AT last she got an employment, after searching for a while. It was not much but a dollar an hour was enough to feed, cloth and shelter her in one of Nairobi’s lower class estates. She remembered all her friends who had not landed a job two years after graduating from college and she was grateful. At least this was her second job. The pay might be small, but at least she will be working in one of Kenya’s first growing companies and experience gained will be enough to land her a job in a better paying company or so she thought.
Her expectations were crushed on her first day at work. The office was located at the city’s downtown. It was a dull dingy place, a great contrast to the well designed and animated website. There were no well dressed employees in huge boardrooms as depicted in the website. There were no white directors and glass offices as she had seen on the website. There were no Mac, no up to date office equipment. All there was was a dingy, poorly ventilated and dully lighted room with two old creaky desks. On the desks were two old desk top computers that produced generator like sounds. There was no fan to cool the room. There were no dozens of employees but one person.
“I am Henry, the MD,” he introduced himself. “You must be Janet.”
“Yes, I am,” she responded. “Pleasure to meet you Henry.”
After the pleasantries, she was taken through her job description. It ranged from cleaning the office, marketing the company, messenger, personal assistant, operations, book-keeping and so on. In short, she was in charge of all office operations and activities. She wanted to reject the job, but she thought of her single mother and her five siblings back at home. She couldn’t go back to the village and continue depending on her mother. She was a big girl now. She had learnt how to survive in Nairobi.
“I thought the company has several employees,” she asked. “I read that in the job advert and the website.”
“Oh, this is the Kenyan branch. It has just been opened.” the swift soft spoken Henry replied. “The rest of the team are in the UK and the US. We shall be visiting them four times a year for the quarterly meetings.”
The thought of not only working for an international company but also visiting the west four times a year appeased Janet. Her dreams of traveling the world was almost coming true. Little did she know all these were lies well told .
The first few weeks went well. She was punctual, she cleaned the office, applied for government tenders, wrote proposals, procured office equipment and did all stipulated in her job description. Henry was never in the office. He was always out the office meeting investors. He was a learned person, he had explained to her. He had a degree in BSc Engineering from University of Florida and an MBA from Cambridge. He was well-traveled too. He had been to several youth summit and business conferences in Africa and beyond. Though he didn’t act so which was a little bit odd.
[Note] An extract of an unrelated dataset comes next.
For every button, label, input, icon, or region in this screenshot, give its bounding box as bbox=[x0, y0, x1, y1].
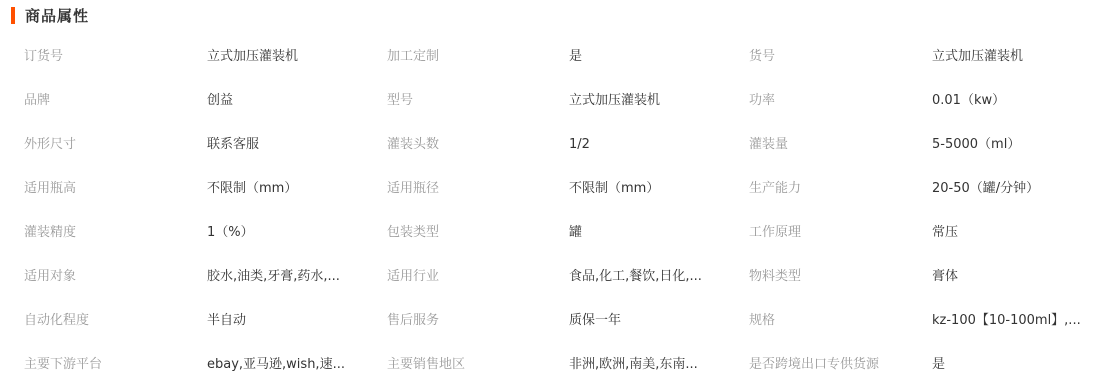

Then one day Henry came back to the office after attending a “conference” in Mombasa. He brought Janet gifts. A beautiful printed leso, a bottle of henna and colourful Maasai sandals. He said they were a present because she has managed the office quite efficiently. She was happy to be appreciated. It feels good you know. As months went by, the gifts increased. He didn’t have to go out of town to get her a gift, he always had something small to give her, a bar of chocolate, a cup of coffee, an apple, a pair of earrings. She felt uncomfortable receiving the gifts, but Henry would not take a no. She feared being fired for not taking a gift… what a stupid reason to lose a job?
In so many occasions Henry asked her to stay in the office late. She didn’t mind because that meant a few more dollars for her. It didn’t seem off for her that day when Henry asked her to stay late and wait for him. She sat waiting like a faithful dog though it was getting late, past 8 to be precise. Those of you who are familiar with down town are aware that only few businesses remain open past 6pm. She was getting worried, she called Henry who assured her that he was on his way and that he will call an Uber to take her home or book her a hotel room.
At around 9 he arrived. He was drunk. She was relieved that now she would get to go home. Little did she know that his arrival marked the beginning of her trouble. As Janet picked up her bag to leave, Henry held her hand and pulled her to him.
“I have been waiting for this moment since you started working for me.”
“Which moment?” she asked, pulling herself away from him.
“When I can hold you in my arms,” he said. Pulling Janet close to him again. Forcing his mouth against hers.
“You must be mistaken,” she said. She turned her head away. Disgusted by the smell of stale alcohol and cigarette coming out of Henry’s mouth.
“You think I haven’t noticed how you look at me, how you dress in short skirts to attract my attention and how you behave strangely around me?”
“I don’t know what you are talking about.”
“You know, why else would you be accepting my gifts?”
It then dawned to her. The gifts were a trap. Just like the way one throws pieces of ugali to a chicken to attract it and once close enough, they capture and slaughter it. She has been the chicken all along, and the gifts were pieces of ugali.